Background: Breast tissue composition (epithelium, non-fatty stroma, and adipose) changes qualitatively and quantitatively throughout the lifespan, and may mediate relationships between risk factors and breast cancer initiation. We sought to identify relationships between tissue composition, risk factors, tumor characteristics, and gene expression.
Methods: Participants were 146 patients from the Polish Breast Cancer Study, with data on risk factor and clinicopathological characteristics. Benign breast tissue composition was evaluated using digital image analysis of histologic sections. Whole-genome microarrays were performed on the same tissue blocks.
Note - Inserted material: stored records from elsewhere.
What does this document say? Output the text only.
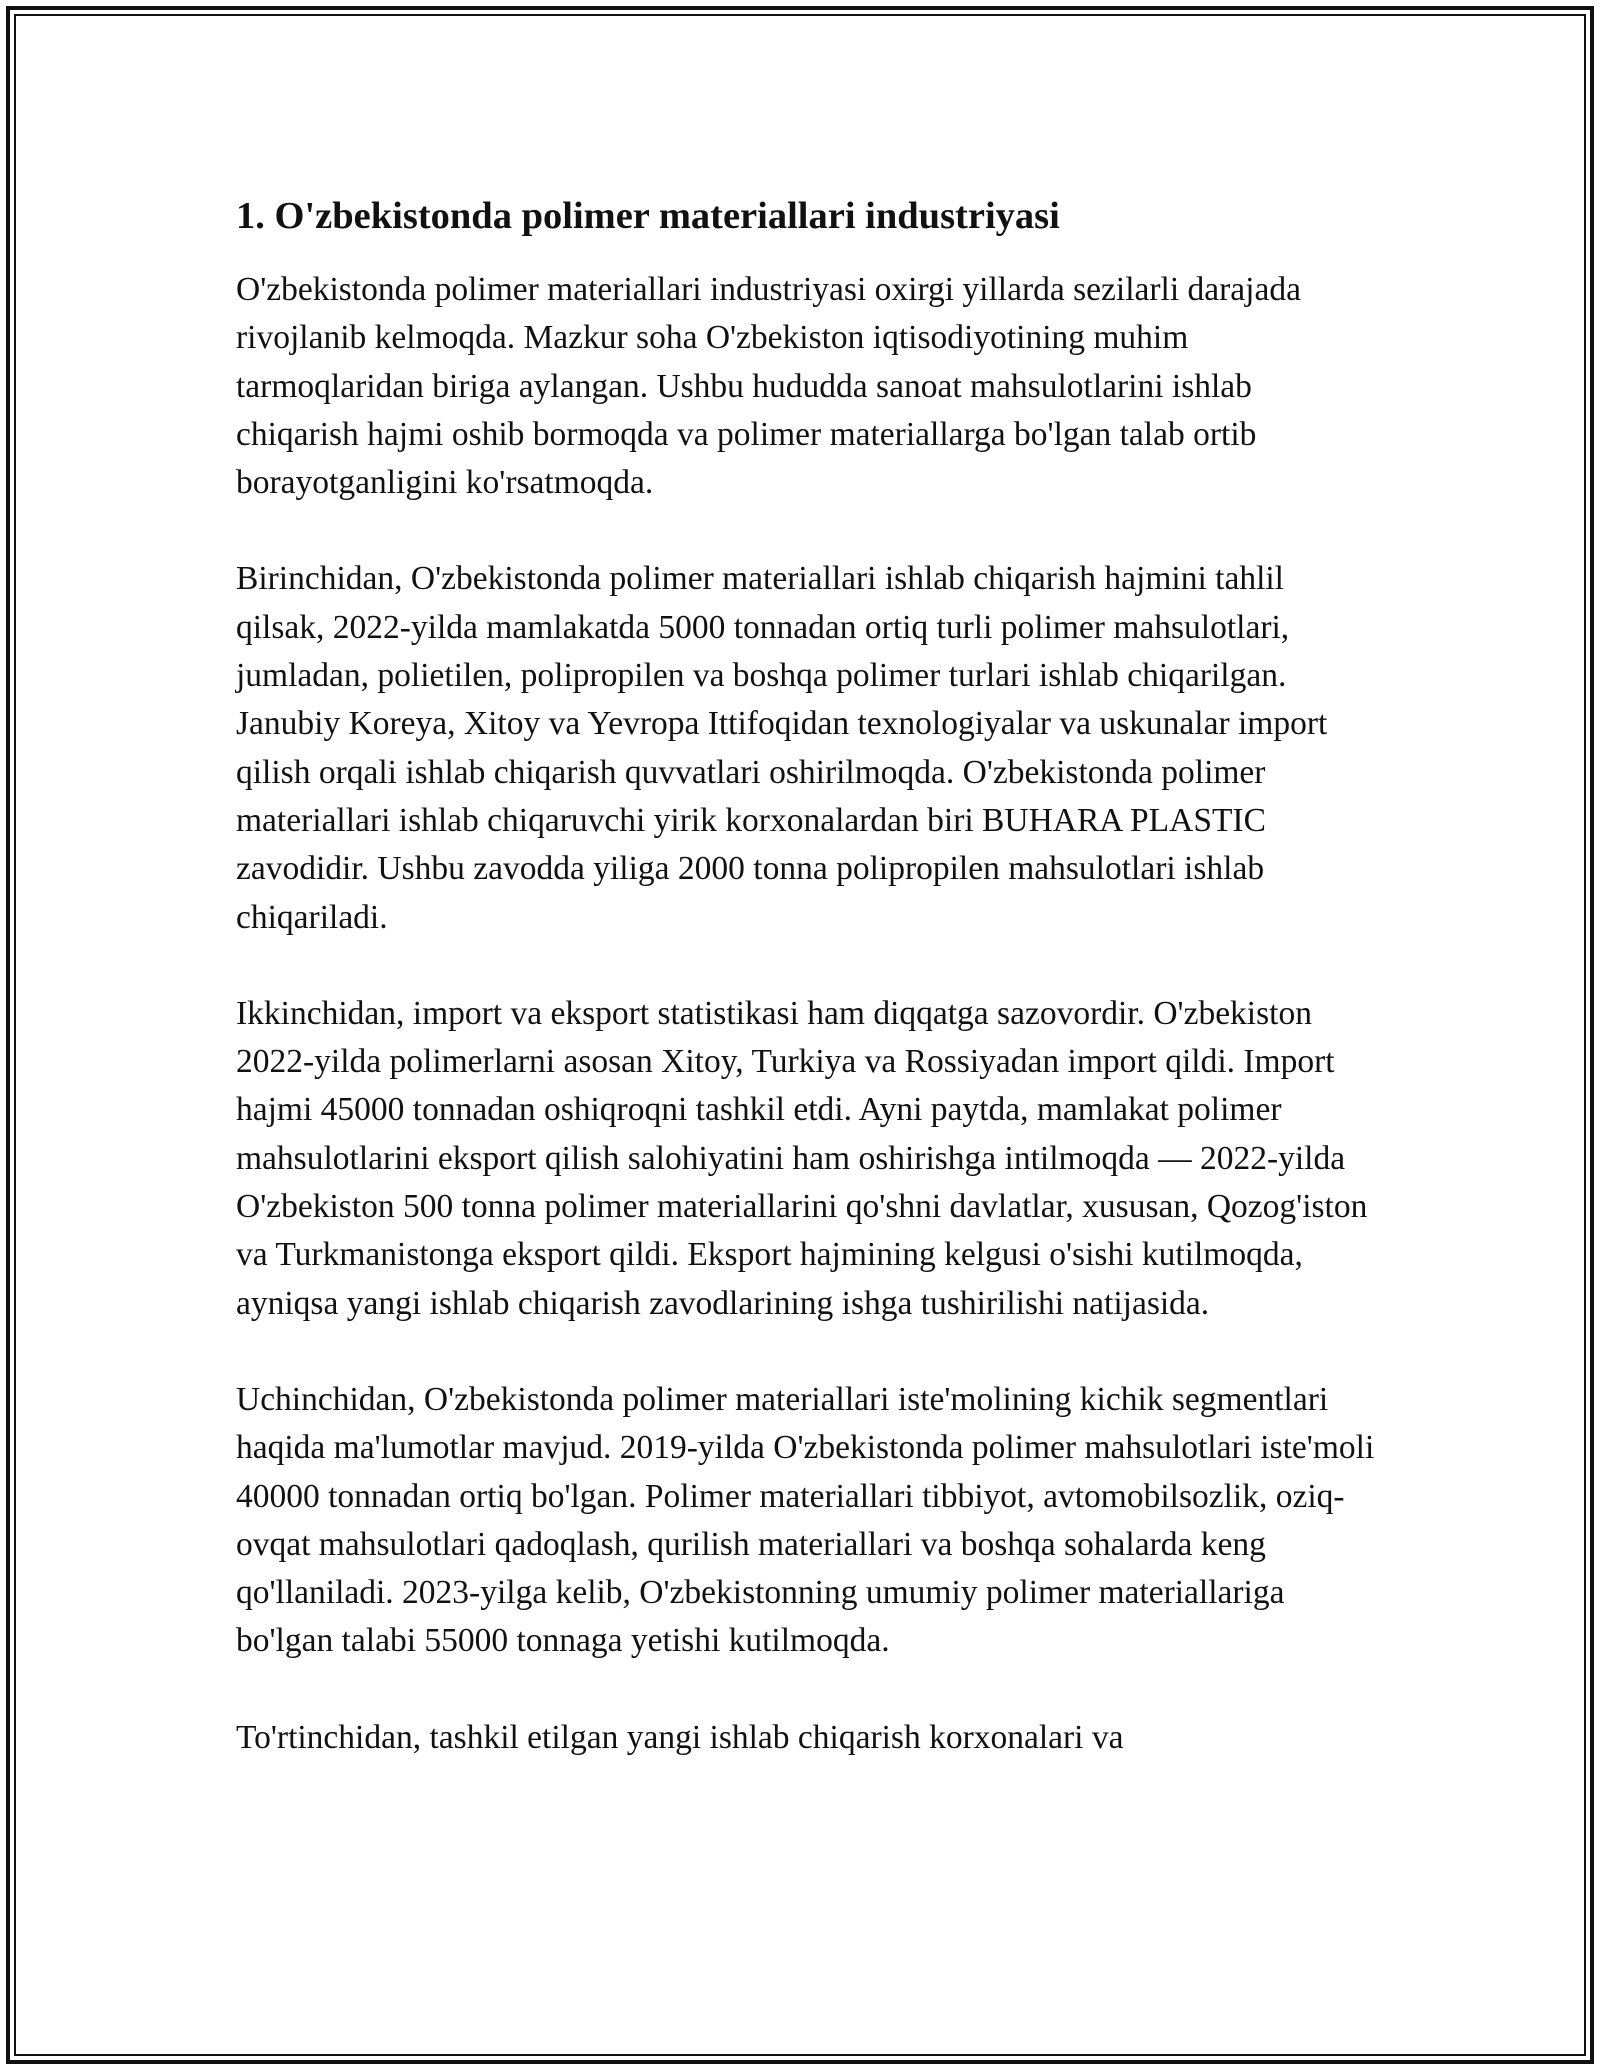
1. O'zbekistonda polimer materiallari industriyasi

O'zbekistonda polimer materiallari industriyasi oxirgi yillarda sezilarli darajada rivojlanib kelmoqda. Mazkur soha O'zbekiston iqtisodiyotining muhim tarmoqlaridan biriga aylangan. Ushbu hududda sanoat mahsulotlarini ishlab chiqarish hajmi oshib bormoqda va polimer materiallarga bo'lgan talab ortib borayotganligini ko'rsatmoqda.

Birinchidan, O'zbekistonda polimer materiallari ishlab chiqarish hajmini tahlil qilsak, 2022-yilda mamlakatda 5000 tonnadan ortiq turli polimer mahsulotlari, jumladan, polietilen, polipropilen va boshqa polimer turlari ishlab chiqarilgan. Janubiy Koreya, Xitoy va Yevropa Ittifoqidan texnologiyalar va uskunalar import qilish orqali ishlab chiqarish quvvatlari oshirilmoqda. O'zbekistonda polimer materiallari ishlab chiqaruvchi yirik korxonalardan biri BUHARA PLASTIC zavodidir. Ushbu zavodda yiliga 2000 tonna polipropilen mahsulotlari ishlab chiqariladi.

Ikkinchidan, import va eksport statistikasi ham diqqatga sazovordir. O'zbekiston 2022-yilda polimerlarni asosan Xitoy, Turkiya va Rossiyadan import qildi. Import hajmi 45000 tonnadan oshiqroqni tashkil etdi. Ayni paytda, mamlakat polimer mahsulotlarini eksport qilish salohiyatini ham oshirishga intilmoqda — 2022-yilda O'zbekiston 500 tonna polimer materiallarini qo'shni davlatlar, xususan, Qozog'iston va Turkmanistonga eksport qildi. Eksport hajmining kelgusi o'sishi kutilmoqda, ayniqsa yangi ishlab chiqarish zavodlarining ishga tushirilishi natijasida.

Uchinchidan, O'zbekistonda polimer materiallari iste'molining kichik segmentlari haqida ma'lumotlar mavjud. 2019-yilda O'zbekistonda polimer mahsulotlari iste'moli 40000 tonnadan ortiq bo'lgan. Polimer materiallari tibbiyot, avtomobilsozlik, oziq-ovqat mahsulotlari qadoqlash, qurilish materiallari va boshqa sohalarda keng qo'llaniladi. 2023-yilga kelib, O'zbekistonning umumiy polimer materiallariga bo'lgan talabi 55000 tonnaga yetishi kutilmoqda.

To'rtinchidan, tashkil etilgan yangi ishlab chiqarish korxonalari va
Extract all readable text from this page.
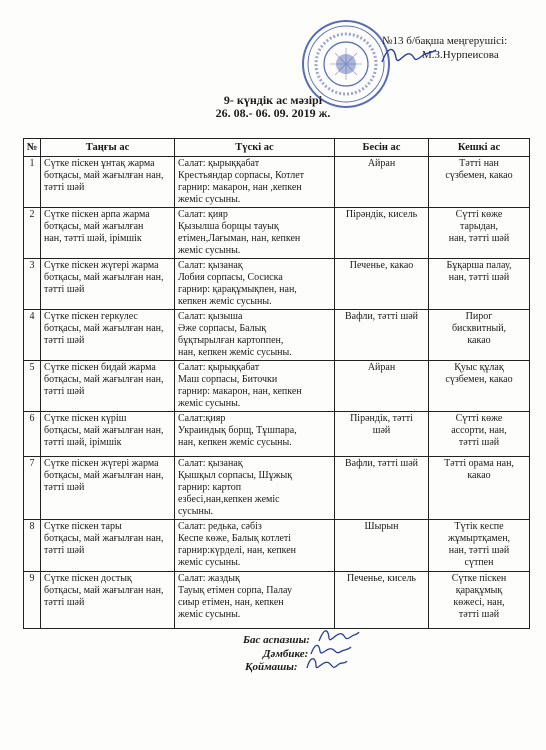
№13 б/бақша меңгерушісі:
М.З.Нурпеисова
9- күндік ас мәзірі
26. 08.- 06. 09. 2019 ж.
№	Таңғы ас	Түскі ас	Бесін ас	Кешкі ас
1	Сүтке піскен ұнтақ жарма
ботқасы, май жағылған нан,
тәтті шәй	Салат: қырыққабат
Крестьяндар сорпасы, Котлет
гарнир: макарон, нан ,кепкен
жеміс сусыны.	Айран	Тәтті нан
сүзбемен, какао

2	Сүтке піскен арпа жарма
ботқасы, май жағылған
нан, тәтті шәй, ірімшік	Салат: қияр
Қызылша борщы тауық
етімен,Лағыман, нан, кепкен
жеміс сусыны.	Пірәндік, кисель	Сүтті көже
тарыдан,
нан, тәтті шәй

3	Сүтке піскен жүгері жарма
ботқасы, май жағылған нан,
тәтті шәй	Салат: қызанақ
Лобия сорпасы, Сосиска
гарнир: қарақұмықпен, нан,
кепкен жеміс сусыны.	Печенье, какао	Бұқарша палау,
нан, тәтті шәй

4	Сүтке піскен геркулес
ботқасы, май жағылған нан,
тәтті шәй	Салат: қызыша
Әже сорпасы, Балық
бұқтырылған картоппен,
нан, кепкен жеміс сусыны.	Вафли, тәтті шәй	Пирог
бисквитный,
какао

5	Сүтке піскен бидай жарма
ботқасы, май жағылған нан,
тәтті шәй	Салат: қырыққабат
Маш сорпасы, Биточки
гарнир: макарон, нан, кепкен
жеміс сусыны.	Айран	Қуыс құлақ
сүзбемен, какао

6	Сүтке піскен күріш
ботқасы, май жағылған нан,
тәтті шәй, ірімшік	Салат:қияр
Украиндық борщ, Тұшпара,
нан, кепкен жеміс сусыны.	Пірәндік, тәтті
шәй	Сүтті көже
ассорти, нан,
тәтті шәй

7	Сүтке піскен жүгері жарма
ботқасы, май жағылған нан,
тәтті шәй	Салат: қызанақ
Қышқыл сорпасы, Шұжық
гарнир: картоп
езбесі,нан,кепкен жеміс
сусыны.	Вафли, тәтті шәй	Тәтті орама нан,
какао

8	Сүтке піскен тары
ботқасы, май жағылған нан,
тәтті шәй	Салат: редька, сәбіз
Кеспе көже, Балық котлеті
гарнир:күрделі, нан, кепкен
жеміс сусыны.	Шырын	Түтік кеспе
жұмыртқамен,
нан, тәтті шәй
сүтпен

9	Сүтке піскен достық
ботқасы, май жағылған нан,
тәтті шәй	Салат: жаздық
Тауық етімен сорпа, Палау
сиыр етімен, нан, кепкен
жеміс сусыны.	Печенье, кисель	Сүтке піскен
қарақұмық
көжесі, нан,
тәтті шәй
Бас аспазшы:
Дәмбике:
Қоймашы:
Results: Mean epithelial, non-fatty stromal, and adipose proportions were 8.4% (SD = 4.9%), 27.7% (SD = 24.0%), and 64.0% (SD = 24.0%), respectively. Among women <50 years old, stroma proportion decreased and adipose proportion increased with age, with approximately 2% difference per year (P < 0.01). The variation in epithelial proportion with age was modest (0.1% per year). Higher epithelial proportion was associated with obesity (7.6% in nonobese vs. 10.1% in obese; P = 0.02) and with poorly differentiated tumors (7.8% in well/moderate vs. 9.9% in poor; P = 0.05). Gene expression signatures associated with epithelial and stromal proportion were identified and validated. Stroma-associated genes were in metabolism and stem cell maintenance pathways, whereas epithelial genes were enriched for cytokine and immune response pathways.
Conclusions: Breast tissue composition was associated with age, body mass index, and tumor grade, with consequences for breast gene expression.
Impact: Breast tissue morphologic factors may influence breast cancer etiology. Composition and gene expression may act as biomarkers of breast cancer risk and progression.